These are my parents, who've been married for 32 (!!!) years. Congrats, you crazy kids.
Sheila and Bill got married in 1983, and then went on to have me and my brother. A year into dating him my mom knew that she wanted to marry my dad, because, "When I didn't see him I just really missed him a whole lot."
And more specifically, this is my Mom, who is also my personal hero.
And seeing as I'm getting married next year, I wanted to ask Sheila, my hero, for her advice on marriage.
I asked her everything from simple ways to do something nice for your spouse, to how to navigate a tough fight, and the rough patches that every marriage inevitably faces. I learned a lot about my parents, and what it takes to make a marriage work.
Erin: Do you think people should be best friends with their partners?
Mom: That would be the ideal situation. Absolutely.
What should you do when you have a fight?
Mom: Don't be hurtful. Don't say mean things. Don't always think you're right, even though you probably are. Don't be ugly or nasty or mean. Because, actually, if you do say hateful, mean, hurtful things, I don't think you can take it back.
So, being married forever is a long time. What should you do if you or your partner gets a crush on someone else?
Mom: Oh, you'd have to really talk about it.
Erin: Like laugh it off or a serious discussion?
Mom: A serious discussion.
Erin: How do you bring it up?
Mom: You just bring it up. You could say, "Oh by the way, you may not have noticed this, but I believe so-and-so is kind of calling you up or becoming friends with you and I'm upset about it."
I think women have this intuition and they just see the way other women operate and where they're coming from, even though the guy could be totally oblivious to it.
How did you and Dad know that you wanted to have children?

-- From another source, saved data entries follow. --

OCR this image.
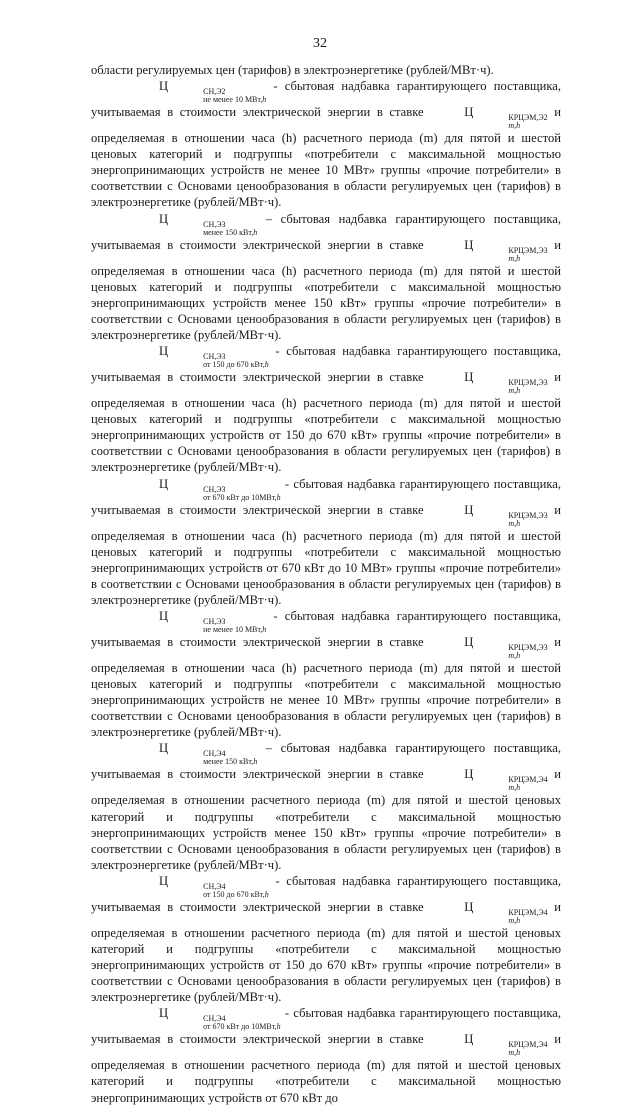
32

области регулируемых цен (тарифов) в электроэнергетике (рублей/МВт·ч).

Ц	СН,Э2
не менее 10 МВт,h
- сбытовая надбавка гарантирующего поставщика, учитываемая в стоимости электрической энергии в ставке	Ц	КРЦЭМ,Э2
m,h
и определяемая в отношении часа (h) расчетного периода (m) для пятой и шестой ценовых категорий и подгруппы «потребители с максимальной мощностью энергопринимающих устройств не менее 10 МВт» группы «прочие потребители» в соответствии с Основами ценообразования в области регулируемых цен (тарифов) в электроэнергетике (рублей/МВт·ч).

Ц	СН,Э3
менее 150 кВт,h
– сбытовая надбавка гарантирующего поставщика, учитываемая в стоимости электрической энергии в ставке	Ц	КРЦЭМ,Э3
m,h
и определяемая в отношении часа (h) расчетного периода (m) для пятой и шестой ценовых категорий и подгруппы «потребители с максимальной мощностью энергопринимающих устройств менее 150 кВт» группы «прочие потребители» в соответствии с Основами ценообразования в области регулируемых цен (тарифов) в электроэнергетике (рублей/МВт·ч).

Ц	СН,Э3
от 150 до 670 кВт,h
- сбытовая надбавка гарантирующего поставщика, учитываемая в стоимости электрической энергии в ставке	Ц	КРЦЭМ,Э3
m,h
и определяемая в отношении часа (h) расчетного периода (m) для пятой и шестой ценовых категорий и подгруппы «потребители с максимальной мощностью энергопринимающих устройств от 150 до 670 кВт» группы «прочие потребители» в соответствии с Основами ценообразования в области регулируемых цен (тарифов) в электроэнергетике (рублей/МВт·ч).

Ц	СН,Э3
от 670 кВт до 10МВт,h
- сбытовая надбавка гарантирующего поставщика, учитываемая в стоимости электрической энергии в ставке	Ц	КРЦЭМ,Э3
m,h
и определяемая в отношении часа (h) расчетного периода (m) для пятой и шестой ценовых категорий и подгруппы «потребители с максимальной мощностью энергопринимающих устройств от 670 кВт до 10 МВт» группы «прочие потребители» в соответствии с Основами ценообразования в области регулируемых цен (тарифов) в электроэнергетике (рублей/МВт·ч).

Ц	СН,Э3
не менее 10 МВт,h
- сбытовая надбавка гарантирующего поставщика, учитываемая в стоимости электрической энергии в ставке	Ц	КРЦЭМ,Э3
m,h
и определяемая в отношении часа (h) расчетного периода (m) для пятой и шестой ценовых категорий и подгруппы «потребители с максимальной мощностью энергопринимающих устройств не менее 10 МВт» группы «прочие потребители» в соответствии с Основами ценообразования в области регулируемых цен (тарифов) в электроэнергетике (рублей/МВт·ч).

Ц	СН,Э4
менее 150 кВт,h
– сбытовая надбавка гарантирующего поставщика, учитываемая в стоимости электрической энергии в ставке	Ц	КРЦЭМ,Э4
m,h
и определяемая в отношении расчетного периода (m) для пятой и шестой ценовых категорий и подгруппы «потребители с максимальной мощностью энергопринимающих устройств менее 150 кВт» группы «прочие потребители» в соответствии с Основами ценообразования в области регулируемых цен (тарифов) в электроэнергетике (рублей/МВт·ч).

Ц	СН,Э4
от 150 до 670 кВт,h
- сбытовая надбавка гарантирующего поставщика, учитываемая в стоимости электрической энергии в ставке	Ц	КРЦЭМ,Э4
m,h
и определяемая в отношении расчетного периода (m) для пятой и шестой ценовых категорий и подгруппы «потребители с максимальной мощностью энергопринимающих устройств от 150 до 670 кВт» группы «прочие потребители» в соответствии с Основами ценообразования в области регулируемых цен (тарифов) в электроэнергетике (рублей/МВт·ч).

Ц	СН,Э4
от 670 кВт до 10МВт,h
- сбытовая надбавка гарантирующего поставщика, учитываемая в стоимости электрической энергии в ставке	Ц	КРЦЭМ,Э4
m,h
и определяемая в отношении расчетного периода (m) для пятой и шестой ценовых категорий и подгруппы «потребители с максимальной мощностью энергопринимающих устройств от 670 кВт до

Was it a discussion?
How do you stay interested in each other for as long as you have?
Mom: He has his interests and I have mine. He likes the car races. You don't have to be interested in everything. He's a little bit opposite of what my interests are, but he comes back so much happier after he's hanging out with his friends at the races and he comes back and he tells me all about it.
It's like a little break sometimes from one another. I learn something new from him about all these car races and I guess different interests are actually a good thing. He's taught me things that I'm unaware of.
Erin: And that helps?
Mom: Absolutely. It's always good to have friends and different interests. I'm not very controlling of his time and he's not a control person of my time. I think everyone needs a little break and to pursue their different interests that most people have. You're not the same people. You're different.
This is super awkward to ask, but what about staying physically interested in a person? How do you do that after 32 years? That's a long time with one person.
What's a nice, everyday thing to do for your spouse?
Mom: Just little things, like, say, if they're busy at work and they want you to do like a little errand for them, or to call somebody, or check something out. It's always nice to get that done. If you make something special for dinner, if you do that, it's always nice. It just means that you're being thoughtful and considerate of the person.
Has there been anything about being married that really surprised you?
Mom: Yeah. Some quirkiness things. Like things that would bother him wouldn't necessarily bother me. It's going to sound weird, but if there's a light bulb out, it really seems to bother your Dad. It bothers him. Any light out and he just gets fixated on it.
Erin: So how do you deal with that quirk for rest of your life without trying to change the other person?
Mom: Well think of your own quirks and weird habits and what they have to put up with, and then you can sort of laugh it off. Because we all have quirks and weird habits. It's the human condition.
What do you do to get through hard times in a marriage?
Mom: Time has a way of healing things and looking at things in the right perspective. Sometimes we get upset, in the moment, but then when we look back, we could say, "Why did I get so upset about that?" I think time is a good healer and just sleeping on things. Thinking things through.
How do you maintain your identity in a marriage? And after becoming a parent?
Me: How does marriage change after the first few years to now, after 32 years?
Mom: I think your Dad and I are definitely very comfortable, more laid-back, not so much sweating the small stuff. You have a bigger perspective, or a bigger picture of life because, we've had losses in our family and that's serious.
What do you think is key to a happy and successful marriage?
Mom: The most important thing is their character. They have to have good character. They have to basically be a good person. Kindness, consideration, not so self-absorbed, putting your needs before their own.
Also the way they treat their mothers. That's really important.
What do you wish you knew about marriage before you got married?
Mom: I wish I knew that it would actually make me be a better person, and your Dad has made me be a better person. He's very non-judgmental about people and I think I was a little bit more judgmental, but he always is on the side of the underdog.
I was a more serious person and he's kind of lightened my outlook on people, on life, on situations. He's lightened it almost like, just don't worry about it. Forget about it. Like that Italian expression, "Forget about it." And when you do forget about it, it actually is a good thing.